The weather in the fall is beautiful, inviting us outside to savor the crisp air. We often feel refreshed after just a few moments in nature, which serves as a reminder of the need to experience nature in or near the work setting.  Do you know how connected you are to nature in your work space?

The need for healthy workplaces is important for employee well-being, and also for enhanced organizational performance.  Crowding, noise, perceived stress, and low control take a psychological and physiological toll on health and the ability to perform effectively on the job. Organizations continue to search for innovative workplace wellness programs that reduce healthcare costs and the amount of sick leave taken, while simultaneously helping employees cope with corporate downsizing, increased workloads, and tighter budgets.

The Appalachian Trail near Erwin, Tennessee (USA) Photo by Mark Ellison

Numerous studies have linked exposure to nature with reduced stress and improved cognitive functioning.  Research has demonstrated the impact of plants in the workplace, outdoor work breaks, office windows, and greenways on employee restoration.  Understanding the amount of nature contact an employee has in a day can shed light on areas to focus for positive outcomes.  Researchers at the University of North Florida and University of Florida recently developed the first valid and reliable survey to assess nature contact in the workplace.
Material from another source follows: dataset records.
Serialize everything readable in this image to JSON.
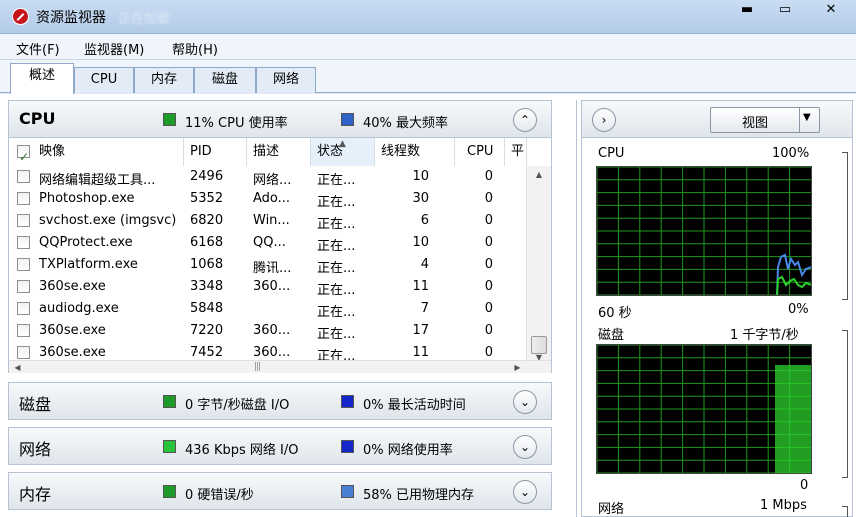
{
  "window": {
    "title": "资源监视器",
    "title_ghost": "正在加载",
    "min_glyph": "▬",
    "max_glyph": "▭",
    "close_glyph": "✕"
  },
  "menu": [
    "文件(F)",
    "监视器(M)",
    "帮助(H)"
  ],
  "tabs": [
    {
      "label": "概述",
      "active": true
    },
    {
      "label": "CPU",
      "active": false
    },
    {
      "label": "内存",
      "active": false
    },
    {
      "label": "磁盘",
      "active": false
    },
    {
      "label": "网络",
      "active": false
    }
  ],
  "cpu_section": {
    "title": "CPU",
    "legend1": "11% CPU 使用率",
    "legend1_color": "#1c9a2a",
    "legend2": "40% 最大频率",
    "legend2_color": "#2f62c9",
    "toggle_glyph": "⌃",
    "columns": [
      "映像",
      "PID",
      "描述",
      "状态",
      "线程数",
      "CPU",
      "平"
    ],
    "rows": [
      {
        "image": "网络编辑超级工具...",
        "pid": "2496",
        "desc": "网络...",
        "status": "正在...",
        "threads": "10",
        "cpu": "0"
      },
      {
        "image": "Photoshop.exe",
        "pid": "5352",
        "desc": "Ado...",
        "status": "正在...",
        "threads": "30",
        "cpu": "0"
      },
      {
        "image": "svchost.exe (imgsvc)",
        "pid": "6820",
        "desc": "Win...",
        "status": "正在...",
        "threads": "6",
        "cpu": "0"
      },
      {
        "image": "QQProtect.exe",
        "pid": "6168",
        "desc": "QQ...",
        "status": "正在...",
        "threads": "10",
        "cpu": "0"
      },
      {
        "image": "TXPlatform.exe",
        "pid": "1068",
        "desc": "腾讯...",
        "status": "正在...",
        "threads": "4",
        "cpu": "0"
      },
      {
        "image": "360se.exe",
        "pid": "3348",
        "desc": "360...",
        "status": "正在...",
        "threads": "11",
        "cpu": "0"
      },
      {
        "image": "audiodg.exe",
        "pid": "5848",
        "desc": "",
        "status": "正在...",
        "threads": "7",
        "cpu": "0"
      },
      {
        "image": "360se.exe",
        "pid": "7220",
        "desc": "360...",
        "status": "正在...",
        "threads": "17",
        "cpu": "0"
      },
      {
        "image": "360se.exe",
        "pid": "7452",
        "desc": "360...",
        "status": "正在...",
        "threads": "11",
        "cpu": "0"
      }
    ]
  },
  "disk_section": {
    "title": "磁盘",
    "legend1": "0 字节/秒磁盘 I/O",
    "legend1_color": "#1c9a2a",
    "legend2": "0% 最长活动时间",
    "legend2_color": "#1426c8",
    "toggle_glyph": "⌄"
  },
  "network_section": {
    "title": "网络",
    "legend1": "436 Kbps 网络 I/O",
    "legend1_color": "#27c43a",
    "legend2": "0% 网络使用率",
    "legend2_color": "#1426c8",
    "toggle_glyph": "⌄"
  },
  "memory_section": {
    "title": "内存",
    "legend1": "0 硬错误/秒",
    "legend1_color": "#1c9a2a",
    "legend2": "58% 已用物理内存",
    "legend2_color": "#4a7fd6",
    "toggle_glyph": "⌄"
  },
  "right": {
    "expand_glyph": "›",
    "view_label": "视图",
    "view_arrow": "▼",
    "cpu_graph": {
      "label": "CPU",
      "max": "100%",
      "time": "60 秒",
      "min": "0%"
    },
    "disk_graph": {
      "label": "磁盘",
      "max": "1 千字节/秒",
      "min": "0"
    },
    "net_graph": {
      "label": "网络",
      "max": "1 Mbps"
    },
    "grid_color": "#1e9a1e",
    "line_blue": "#4a86e8",
    "line_green": "#2cd12c"
  }
}
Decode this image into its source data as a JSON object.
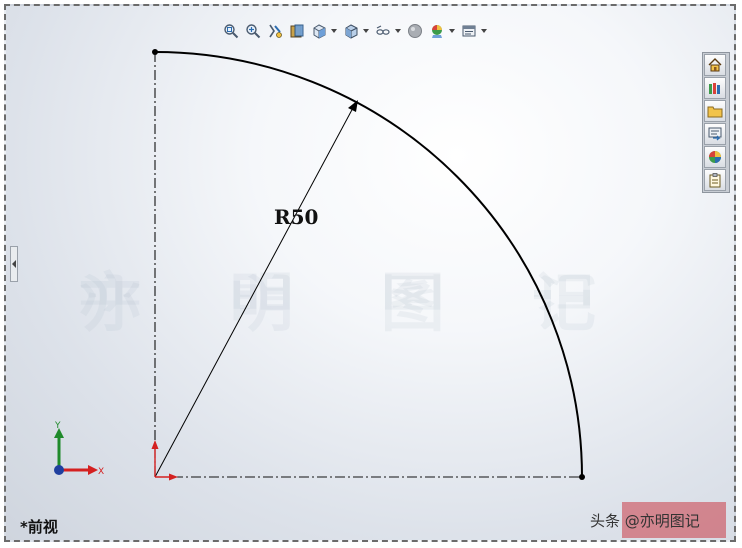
{
  "toolbar": {
    "buttons": [
      {
        "icon": "zoom-to-fit-icon"
      },
      {
        "icon": "zoom-to-area-icon"
      },
      {
        "icon": "previous-view-icon"
      },
      {
        "icon": "section-view-icon"
      },
      {
        "icon": "view-orientation-icon",
        "dropdown": true
      },
      {
        "icon": "display-style-icon",
        "dropdown": true
      },
      {
        "icon": "hide-show-items-icon",
        "dropdown": true
      },
      {
        "icon": "edit-appearance-icon"
      },
      {
        "icon": "apply-scene-icon",
        "dropdown": true
      },
      {
        "icon": "view-settings-icon",
        "dropdown": true
      }
    ]
  },
  "task_pane": {
    "buttons": [
      {
        "icon": "resources-home-icon"
      },
      {
        "icon": "design-library-icon"
      },
      {
        "icon": "file-explorer-icon"
      },
      {
        "icon": "view-palette-icon"
      },
      {
        "icon": "appearances-scenes-icon"
      },
      {
        "icon": "custom-properties-icon"
      }
    ]
  },
  "sketch": {
    "dimension_label": "R50",
    "radius": 50,
    "arc_degrees": 90
  },
  "triad": {
    "x_label": "X",
    "y_label": "Y"
  },
  "watermark": {
    "chars": [
      "亦",
      "明",
      "图",
      "记"
    ]
  },
  "view": {
    "name": "*前视"
  },
  "credit": {
    "text": "头条 @亦明图记"
  },
  "colors": {
    "sketch_line": "#000000",
    "axis_x": "#d42020",
    "axis_y": "#1f8a2b",
    "origin_arrow": "#d42020"
  }
}
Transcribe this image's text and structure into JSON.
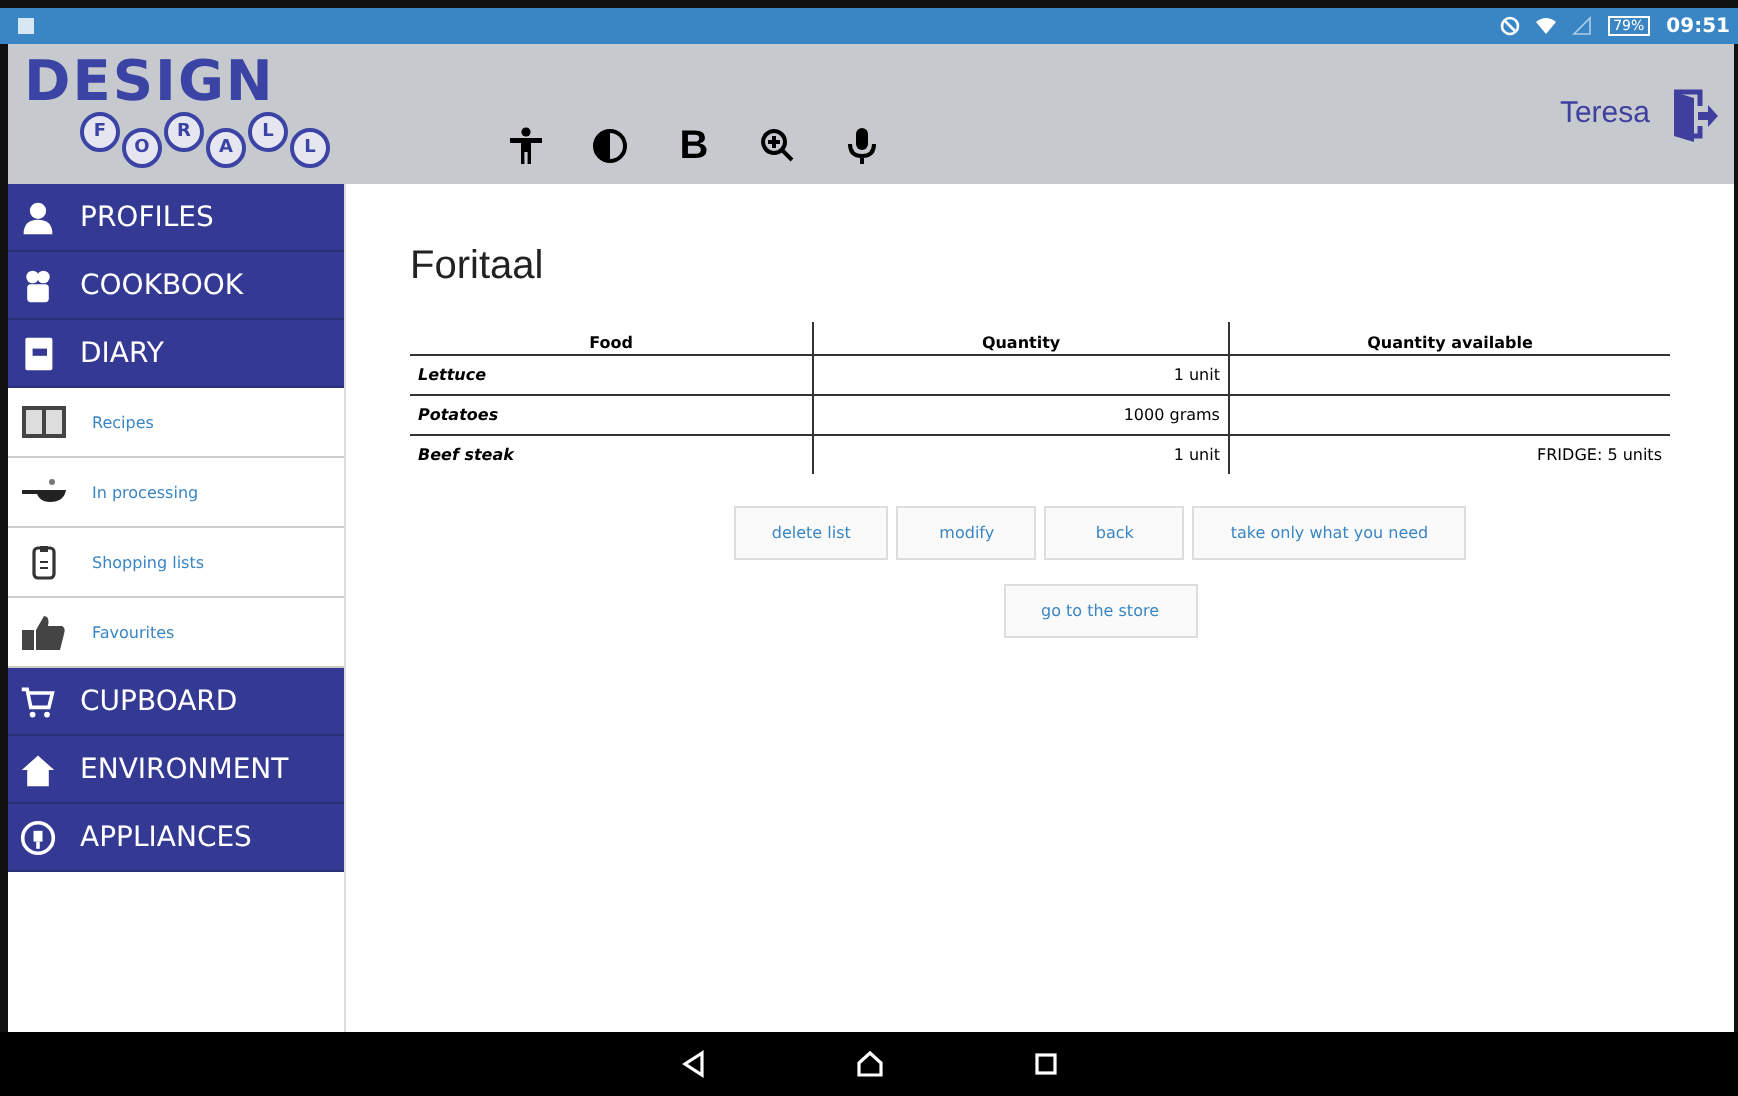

The questionnaire measures the level of outdoor nature contact, indoor nature contact and indirect nature contact in the working setting, looking at variables such as spending work breaks outside, exercising outside at lunch, presence of live plants in the primary workspace, nature photographs and sunlight lighting the work space. The results from a research study using the nature contact questionnaire indicated that as workday nature contact increased, perceived stress and generalized health complaints decreased.

Organizations can encourage more “green time” through activities in or near the workplace that include eating lunch outside, exercising outside, having plants or nature artwork in the office, and improving the availability of sunlight in offices.  This does not require a big investment, just some creativity and flexibility.